Industry collaboration Geothermal New Zealand combines expertise for export Geothermal New Zealand, website snapshot
Alexander Richter 16 Apr 2012

The Geothermal New Zealand is an evolving collaboration that intends to extend the skills of the New Zealand geothermal energy sector to international markets.

A recent article from New Zealand goes into a little bit of history of New Zealand and Indonesian relations as they concern geothermal energy.

In the 1970s there was an aid programme of New Zealand and Geothermal NZ Ltd, was a collaboration of several firms to pioneer geothermal power in Indonesia. The company (GenzI) installed a geothermal plant that was inaugurated in 1983 and is still running today.

So as part of a current trade delegation with the NZ prime minister touring Indonesia, Mike Allen ran Geothermal NZ Ltd. at the time. Mike is today the chair of Geothermal NZ, an umbrella group for several companies involved in geothermal development and related services in New Zealand.

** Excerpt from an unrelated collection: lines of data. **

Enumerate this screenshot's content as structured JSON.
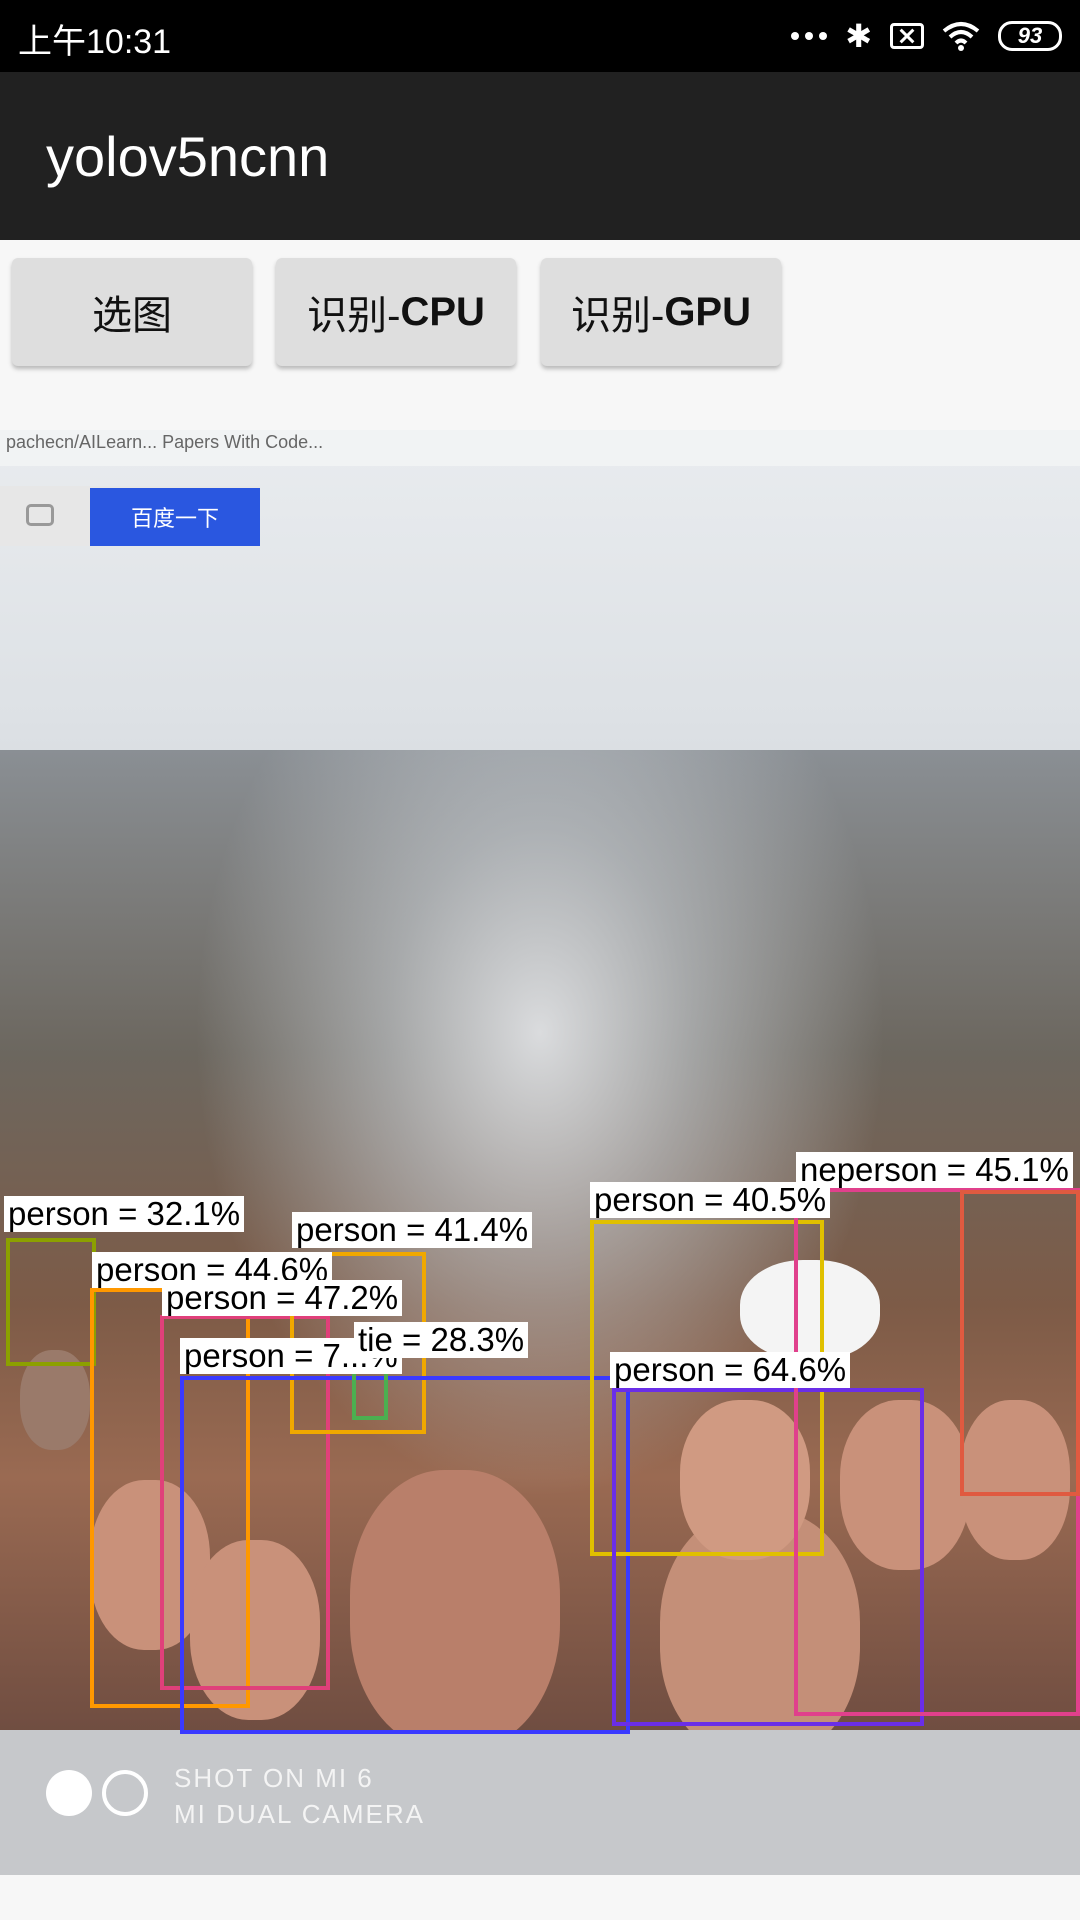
{
  "status_bar": {
    "time": "上午10:31",
    "battery": "93",
    "icons": [
      "more-dots-icon",
      "bluetooth-icon",
      "no-sim-icon",
      "wifi-icon",
      "battery-icon"
    ]
  },
  "app": {
    "title": "yolov5ncnn"
  },
  "buttons": {
    "select_image": "选图",
    "detect_cpu_prefix": "识别-",
    "detect_cpu_suffix": "CPU",
    "detect_gpu_prefix": "识别-",
    "detect_gpu_suffix": "GPU"
  },
  "photo": {
    "baidu_button": "百度一下",
    "browser_tabs": "pachecn/AILearn...   Papers With Code...",
    "watermark_line1": "SHOT ON MI 6",
    "watermark_line2": "MI DUAL CAMERA"
  },
  "detections": [
    {
      "label": "person = 32.1%",
      "color": "#8ca000"
    },
    {
      "label": "person = 44.6%",
      "color": "#ff9800"
    },
    {
      "label": "person = 47.2%",
      "color": "#e0407a"
    },
    {
      "label": "person = 41.4%",
      "color": "#f0a800"
    },
    {
      "label": "person = 7...%",
      "color": "#3a3aff"
    },
    {
      "label": "tie = 28.3%",
      "color": "#4caf50"
    },
    {
      "label": "person = 40.5%",
      "color": "#e0c000"
    },
    {
      "label": "person = 64.6%",
      "color": "#6a2ee8"
    },
    {
      "label": "neperson = 45.1%",
      "color": "#e0408c"
    },
    {
      "label": "",
      "color": "#e05a40"
    }
  ]
}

The group was formed following the recent development drive in New Zealand with projects like the Kawerau and Nga AwaPurua projects. Japanese Sumitomo was so impressed with the work done by New Zealand firms with those projects, that it proposed further collaborations offshore. So Geothermal NZ was formed not to only work with Sumitomo, but looking at offshore opportunities. East Africa and Chile are markets have been looked at, but Indonesia based on the historic ties is naturally an obvious market for the group.

Geothermal New Zealand, so the article “combines the expertise of a number of New Zealand companies that are relatively small and don´t necessarily have the capacity to go and do independent marketing in Indonesia”, so the combined efforts make this easier for  trade missions like the current one to Indonesia.

The group appears and promotes the combined expertise in discussions with potential partners in Indonesia, and likely in other markets as well.

Something I  personally believe would also be a good model for the Icelandic efforts on the Icelandic Geothermal Cluster … maybe an even international collaboration combining expertise would make sense? Just dropping the thought.